Carmi Levy: Exactly. Consumers don’t really care about the technological underpinnings of a given networking technology. They don’t understand the subtle differences between them. And it frankly doesn’t make much of a difference for the typical consumer, slight differences in bandwidth versus slight differences in throughput or power capacity or anything like that. Ultimately, what matters is, does your carrier support your services that make a difference to you, your life, and your business? That’s ultimately going to be the determining factor, because that’s what the consumer can see. The consumer can’t see the technical spec sheet that the engineer considers when he or she specs out the transmission tower, for example. So if you are a Verizon customer, and Verizon puts together a package with the right services at the right price with the right level of coverage that supports the right devices, you’re going to go in that direction even if Verizon service is, for whatever reason, slightly slower than Cingular’s.

At the end of the day, it’s what does the consumer see? And what the consumer sees is the service, the package, the price. It is not the technological spec sheet. That might matter to a networking manager at an IT shop, but in the end, what the end user and the consumer cares about is the service and nothing else.

Scott Fulton: Well, with that said, it looks like these three major players are going to battle with one another naked, in a way, because they’re touting the technology but they don’t have the service.

Carmi Levy: They’re drawing the lines in the sand now, and they’re very hard-line. Essentially if you back the wrong horse, you could essentially be driving yourself into a corner. Pity the vendor or the carrier that picks the wrong wireless technology at this point in time, because ultimately they will be nowhere if that technology dead-ends in a few years’ time.
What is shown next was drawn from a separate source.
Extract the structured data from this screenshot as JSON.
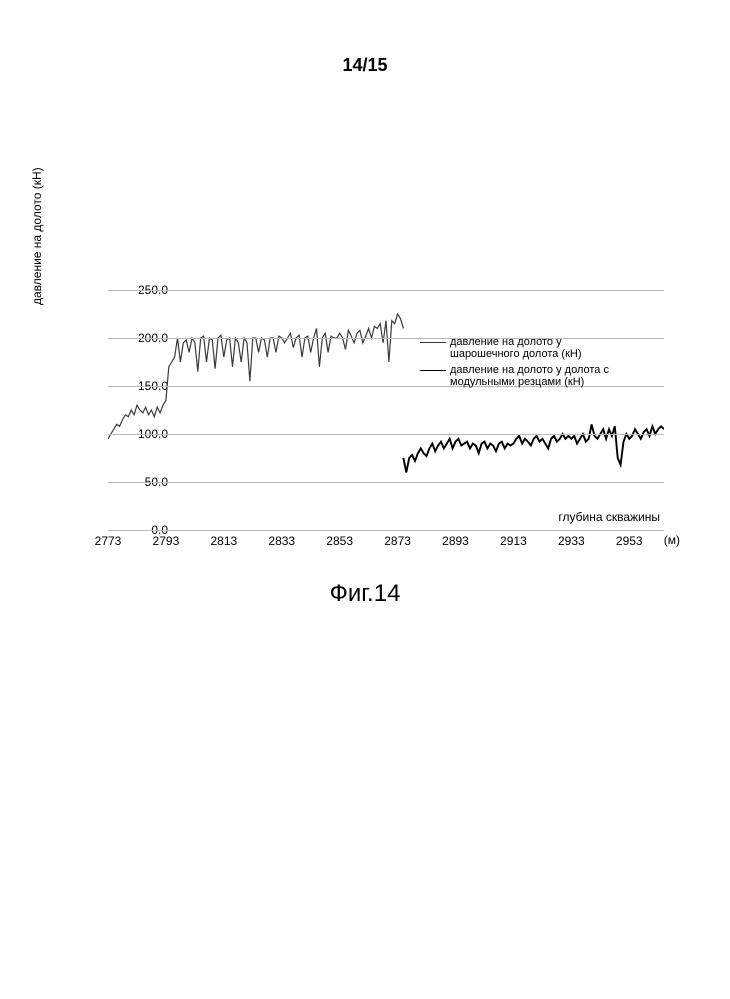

But clearly these are some very large bets. To commit to a next generation metropolitan-area networking wireless technology is a multi-billion-dollar decision, in terms of building out the infrastructure, margining it, commiting to the device support, commiting to the service support. Obviously all of the major carriers have made their decisions based on what they think their client base wants, what services their clients are going to want in the years to come, and each one of them very strongly believes that they are not going to fail. So it might very well be a case that no one technology has to fail; the market might very well be large enough for all of these technologies to allow the carriers to make a profit by delivering services on top of them. It doesn’t necessarily need to be a carnivorous scenario.

Scott Fulton: Glad you're keeping up with all of this. Thanks, Carmi.